Long term investments are acquired by companies to provide benefits for periods of time usually extending beyond one year. Examples of long term investments would include things like; long-term notes receivable and investments in land, debt and equity securities, life insurance, and special funds for specific purposes.
The notes Receivable account of a company includes receivables that are evidenced by promissory notes. Promissory notes are legally enforceable contracts/documents that state the face value of the receivables. These documents will formally outline the date when the face value is due, and the periodic interest payments to be made while the note is outstanding. The date when a receivable is due is called the maturity date. With long term investments the maturity date is often beyond one year, so the account should be listed in the long-term investment section of the balance sheet.

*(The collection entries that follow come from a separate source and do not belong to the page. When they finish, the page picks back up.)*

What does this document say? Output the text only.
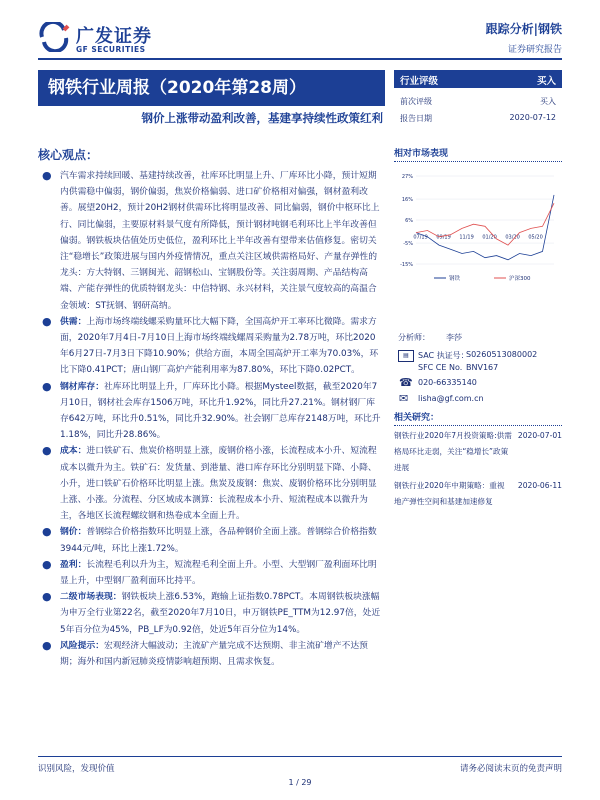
广发证券
GF SECURITIES
跟踪分析|钢铁
证券研究报告
钢铁行业周报（2020年第28周）
钢价上涨带动盈利改善，基建享持续性政策红利
核心观点：
● 汽车需求持续回暖、基建持续改善，社库环比明显上升、厂库环比小降，预计短期内供需稳中偏弱，钢价偏弱，焦炭价格偏弱、进口矿价格相对偏强，钢材盈利改善。展望20H2，预计20H2钢材供需环比将明显改善、同比偏弱，钢价中枢环比上行、同比偏弱，主要原材料景气度有所降低，预计钢材吨钢毛利环比上半年改善但偏弱。钢铁板块估值处历史低位，盈利环比上半年改善有望带来估值修复。密切关注“稳增长”政策进展与国内外疫情情况，重点关注区域供需格局好、产量存弹性的龙头：方大特钢、三钢闽光、韶钢松山、宝钢股份等。关注弱周期、产品结构高端、产能存弹性的优质特钢龙头：中信特钢、永兴材料，关注景气度较高的高温合金领域：ST抚钢、钢研高纳。
● 供需：上海市场终端线螺采购量环比大幅下降，全国高炉开工率环比微降。需求方面，2020年7月4日-7月10日上海市场终端线螺周采购量为2.78万吨，环比2020年6月27日-7月3日下降10.90%；供给方面，本周全国高炉开工率为70.03%，环比下降0.41PCT；唐山钢厂高炉产能利用率为87.80%，环比下降0.02PCT。
● 钢材库存：社库环比明显上升，厂库环比小降。根据Mysteel数据，截至2020年7月10日，钢材社会库存1506万吨，环比升1.92%，同比升27.21%。钢材钢厂库存642万吨，环比升0.51%，同比升32.90%。社会钢厂总库存2148万吨，环比升1.18%，同比升28.86%。
● 成本：进口铁矿石、焦炭价格明显上涨，废钢价格小涨，长流程成本小升、短流程成本以微升为主。铁矿石：发货量、到港量、港口库存环比分别明显下降、小降、小升，进口铁矿石价格环比明显上涨。焦炭及废钢：焦炭、废钢价格环比分别明显上涨、小涨。分流程、分区域成本测算：长流程成本小升、短流程成本以微升为主，各地区长流程螺纹钢和热卷成本全面上升。
● 钢价：普钢综合价格指数环比明显上涨，各品种钢价全面上涨。普钢综合价格指数3944元/吨，环比上涨1.72%。
● 盈利：长流程毛利以升为主，短流程毛利全面上升。小型、大型钢厂盈利面环比明显上升，中型钢厂盈利面环比持平。
● 二级市场表现：钢铁板块上涨6.53%，跑输上证指数0.78PCT。本周钢铁板块涨幅为申万全行业第22名，截至2020年7月10日，申万钢铁PE_TTM为12.97倍，处近5年百分位为45%，PB_LF为0.92倍，处近5年百分位为14%。
● 风险提示：宏观经济大幅波动；主流矿产量完成不达预期、非主流矿增产不达预期；海外和国内新冠肺炎疫情影响超预期、且需求恢复。
行业评级	买入
前次评级	买入
报告日期	2020-07-12
相对市场表现
27%
16%
6%
-5%
-15%
07/19 09/19 11/19 01/20 03/20 05/20
钢铁	沪深300
分析师： 李莎
▤	SAC 执证号：
S0260513080002
SFC CE No. BNV167
☎ 020-66335140
✉ lisha@gf.com.cn
相关研究：
钢铁行业2020年7月投资策略:供需格局环比走弱，关注“稳增长”政策进展
2020-07-01
钢铁行业2020年中期策略：重视地产弹性空间和基建加速修复
2020-06-11
识别风险，发现价值	请务必阅读末页的免责声明
1 / 29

However, if the maturity date of a note receivable is within one year, it should be disclosed as a current asset.
Notes receivable often arise because companies receive notes in exchange for the sale of an expensive items. For example, the Boeing Company, a major aircraft manufacturer, often receives notes in payment for sold aircraft. Alternatively, such notes can result from direct company loans to employees and others. It also happens that customers with large, overdue accounts are asked to sign promissory notes. Like accounts receivable, an estimate (often subjective) for uncollectibles must be provided for notes receivable.
In addition to notes receivable, the long-term investment section of the balance sheet can include a number of other investments. Investments in debt and equity securities that are not intended to be sold in the near future represent other examples that are not intended to be sold in the near future. Most major U.S. companies have made a significant investments in the equity securities of other smaller companies, with the intent to exert long-term influence over their management. An example of this would be, Scott Paper Company, who reportedly invested $53 million in a smaller company which owned a pulp mill, forestland, and a tree plantation in Chile. This would be listed in the long-term investment section of its balance sheet. Users should learn as much as possible about such investments, usually by reading the footnotes, because they signal areas where management has chosen to devote considerable attention.
The cash value of life insurance, the amount for which ordinary insurance policies held on the lives of company officers can be cashed in, and the assets of investment funds designed to finance future events, like plant expansions and debt payments, also appear in this section of the balance sheet. The dollar amounts in these accounts, which are relatively small for most major U.S. Companies, normally equal to the costs of acquiring them.